Une vague de grèves agite les États-Unis depuis quelques semaines. Plus de 115 000 personnes ont été en débrayage ou se sont dotées d’un mandat de grève au cours du dernier mois, montre un nouveau billet diffusé par l’Institut de recherche et d’informations socioéconomiques (IRIS).
Le plus important conflit en cours est celui qui oppose 10 000 travailleurs et travailleuses au fabricant de machinerie agricole John Deere depuis la mi-octobre. Les patrons ont cherché à imposer des salaires croissant moins vite que l’inflation. Ils ont aussi voulu réduire les avantages sociaux pour les futures embauches. Le 2 novembre, les grévistes ont rejeté une seconde offre patronale, même si celle-ci était recommandée par leur syndicat.
Parmi les grèves notables, on compte aussi celle des 1400 employé.es de Kellogg’s, en cours depuis le début d’octobre. Les grévistes cherchent aussi à contrer des réductions de salaires et d’avantages sociaux pour les nouvelles embauches, en plus de protester contre l’obligation des heures supplémentaires. Dans certains cas, on leur impose des journées de plus de douze heures et des semaines de sept jours.
Plus de 30 000 travailleur.ses du réseau de santé privé Kaiser, l’un des plus importants joueurs du secteur aux États-Unis, ont annoncé une grève pour le 15 novembre : elle toucherait des centaines de points de service à travers le pays. Le personnel de Kaiser s’oppose lui aussi à des baisses de salaire.

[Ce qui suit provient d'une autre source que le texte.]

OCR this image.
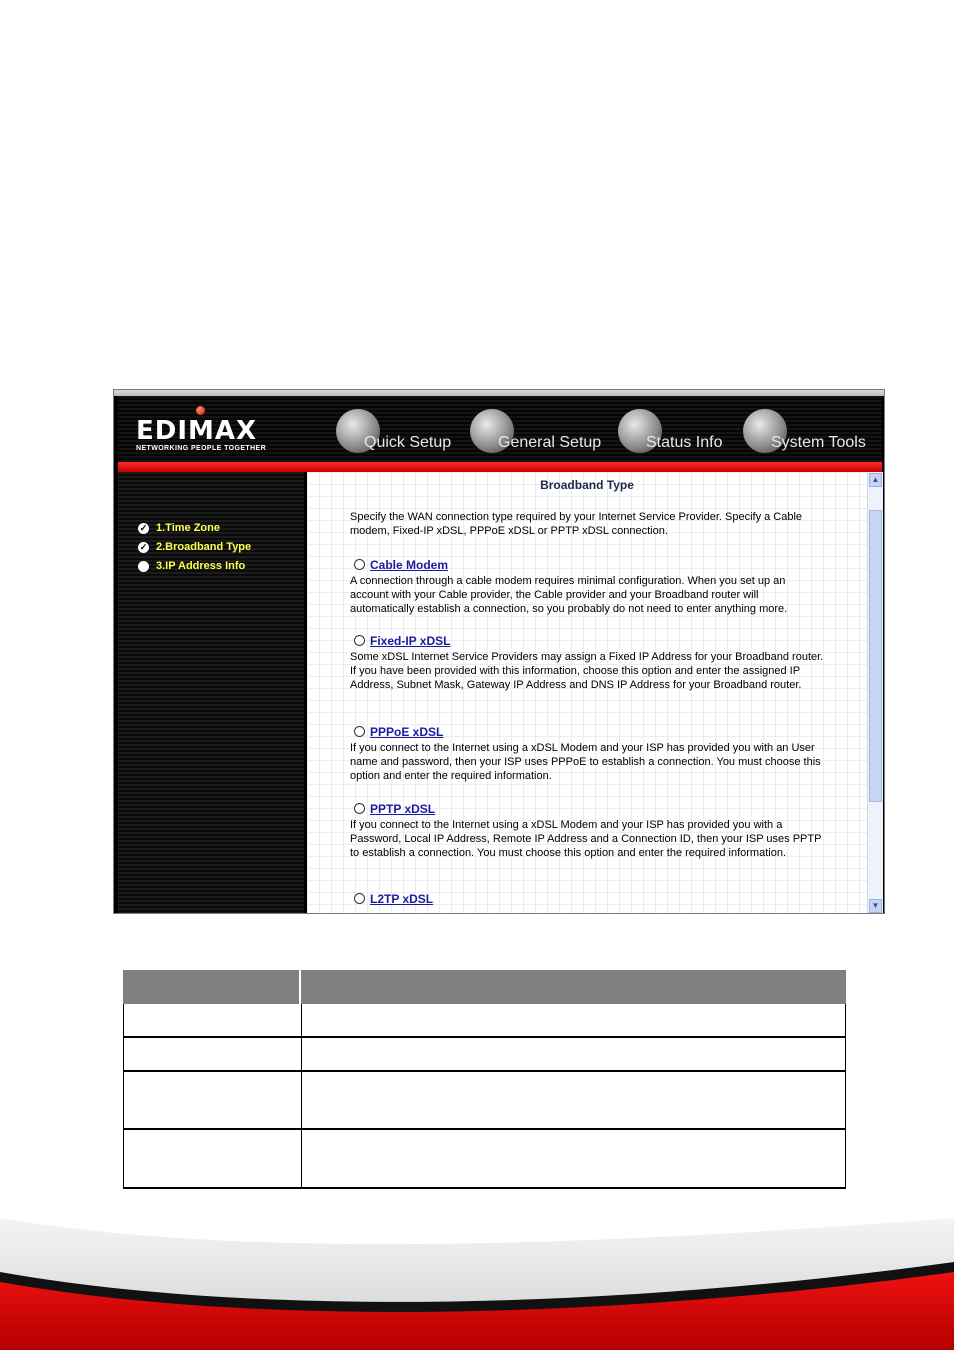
EDIMAX
NETWORKING PEOPLE TOGETHER	Quick Setup	General Setup	Status Info	System Tools
✓ 1.Time Zone
✓ 2.Broadband Type
3.IP Address Info
Broadband Type
Specify the WAN connection type required by your Internet Service Provider. Specify a Cable modem, Fixed-IP xDSL, PPPoE xDSL or PPTP xDSL connection.
Cable Modem
A connection through a cable modem requires minimal configuration. When you set up an account with your Cable provider, the Cable provider and your Broadband router will automatically establish a connection, so you probably do not need to enter anything more.
Fixed-IP xDSL
Some xDSL Internet Service Providers may assign a Fixed IP Address for your Broadband router. If you have been provided with this information, choose this option and enter the assigned IP Address, Subnet Mask, Gateway IP Address and DNS IP Address for your Broadband router.
PPPoE xDSL
If you connect to the Internet using a xDSL Modem and your ISP has provided you with an User name and password, then your ISP uses PPPoE to establish a connection. You must choose this option and enter the required information.
PPTP xDSL
If you connect to the Internet using a xDSL Modem and your ISP has provided you with a Password, Local IP Address, Remote IP Address and a Connection ID, then your ISP uses PPTP to establish a connection. You must choose this option and enter the required information.
L2TP xDSL
▲
▼
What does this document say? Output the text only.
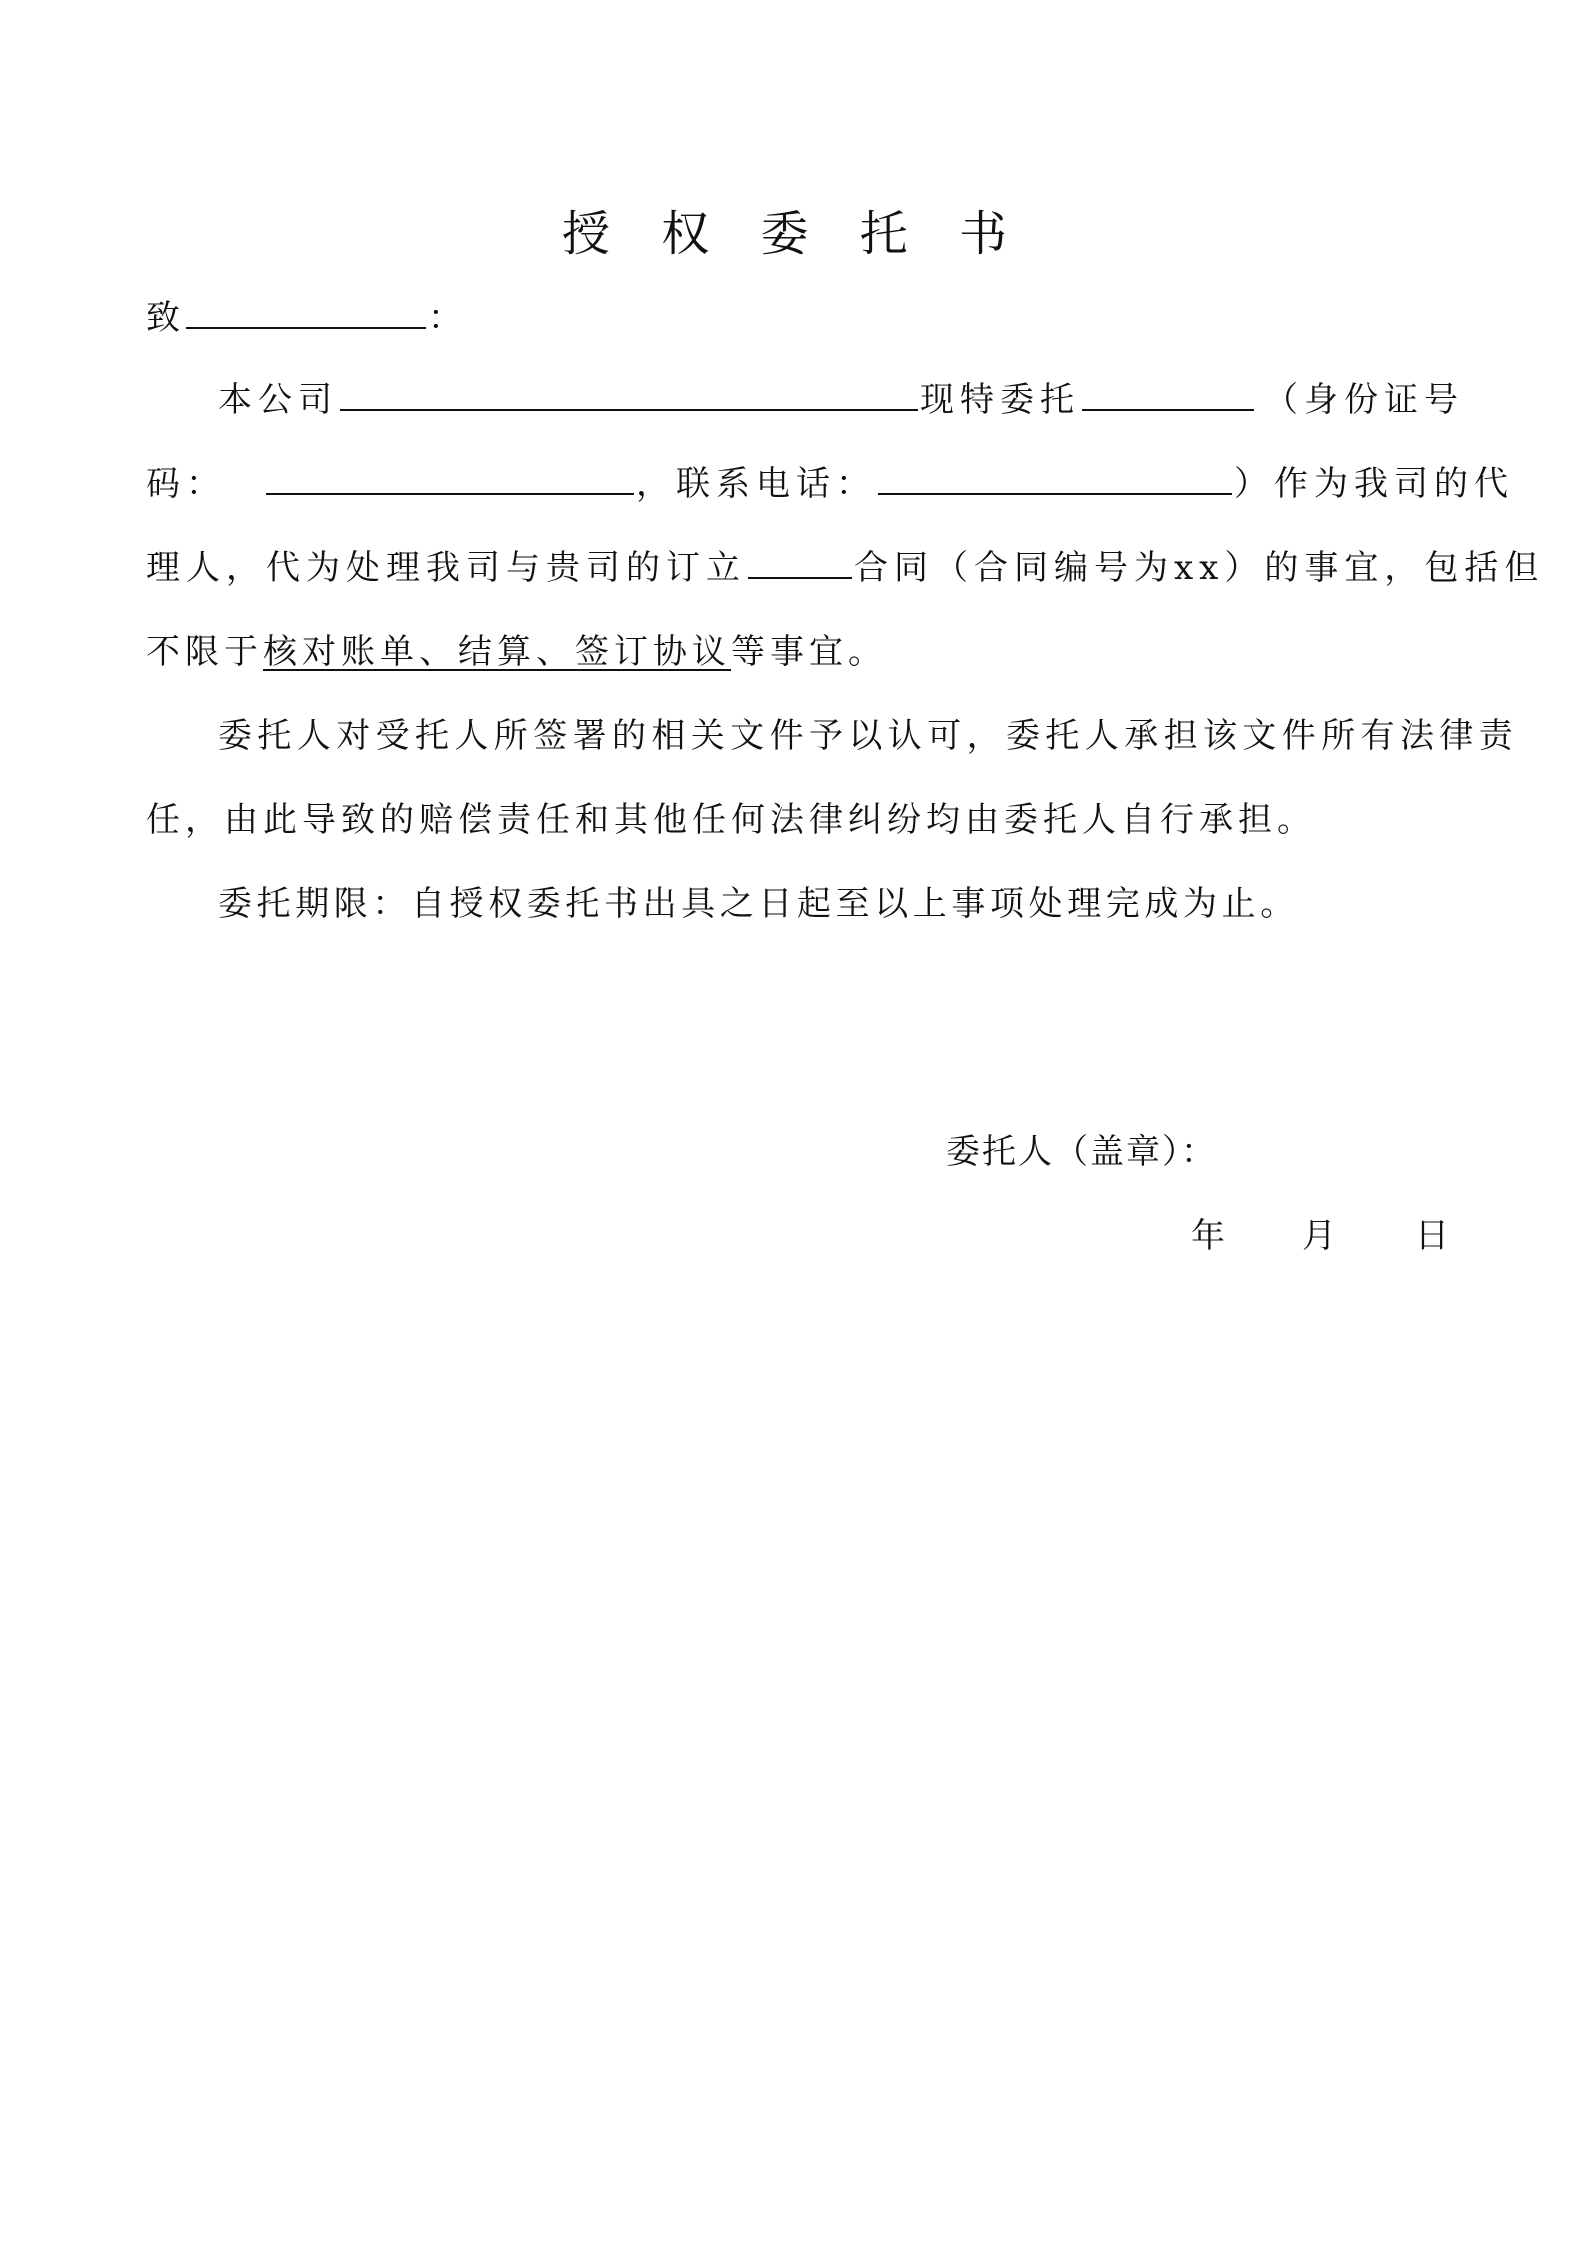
授 权 委 托 书
致	：
本公司	现特委托	（身份证号
码：	，联系电话：	）作为我司的代
理人，代为处理我司与贵司的订立	合同（合同编号为xx）的事宜，包括但
不限于核对账单、结算、签订协议等事宜。
委托人对受托人所签署的相关文件予以认可，委托人承担该文件所有法律责
任，由此导致的赔偿责任和其他任何法律纠纷均由委托人自行承担。
委托期限：自授权委托书出具之日起至以上事项处理完成为止。
委托人（盖章）：
年 月 日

Au total, 57 grèves ont été tenues aux États-Unis en octobre, et 270 depuis le début de l’année, selon la recension effectuée par l’École de relations industrielles de l’Université Cornell. Les débrayages et menaces de débrayage touchent des secteurs aussi diversifiés que l’industrie minière et la métallurgie, les transports publics, ou encore les télécommunications et le cinéma.
Une nouvelle vague de combativité?
Cette effervescence est en continuité avec le regain des conflits de travail observé aux États-Unis depuis 2018, explique en entrevue Xavier Lafrance, auteur du billet de l’IRIS et professeur de science politique à l’UQAM. Le phénomène contraste avec le « fond du baril » atteint durant les années 2010, alors que les débrayages connaissaient un creux historique.
« On était tellement dans un creux de vague, à l’époque, que toute vaguelette se fait sentir aujourd’hui. »
Les grèves actuelles se caractérisent aussi par une plus grande combativité, note le chercheur. « On remarque une rupture dans le ton et aussi un refus des concessions » que les organisations syndicales, elles, avaient tendance à laisser passer, souligne Xavier Lafrance.
« On peut espérer que ce soit le début d’un renouveau qui dure et qui s’amplifie. »
La dégradation continuelle des conditions de travail dure depuis une quarantaine d’années, explique encore l’analyste. Mais l’actuelle pénurie de main-d’œuvre dans certains secteurs offre aux travailleurs et aux travailleuses une chance d’affronter leurs patrons en risquant un peu moins gros.
« Les employeurs ne peuvent plus dire aussi facilement : “toi tu te la fermes, sinon je vais aller chercher quelqu’un d’autre pour faire ta job”. »
Cette pénurie s’explique d’ailleurs par le fait que bien des Américains et Américaines « n’acceptent plus de travailler dans des conditions indécentes », selon Xavier Lafrance. Il estime que l’aide gouvernementale offerte par le gouvernement durant la pandémie a permis à certaines personnes de se retirer momentanément du marché du travail, dans l’espoir de trouver éventuellement un meilleur emploi. « Mais c’est temporaire, on verra comment ça évolue », conclut le professeur.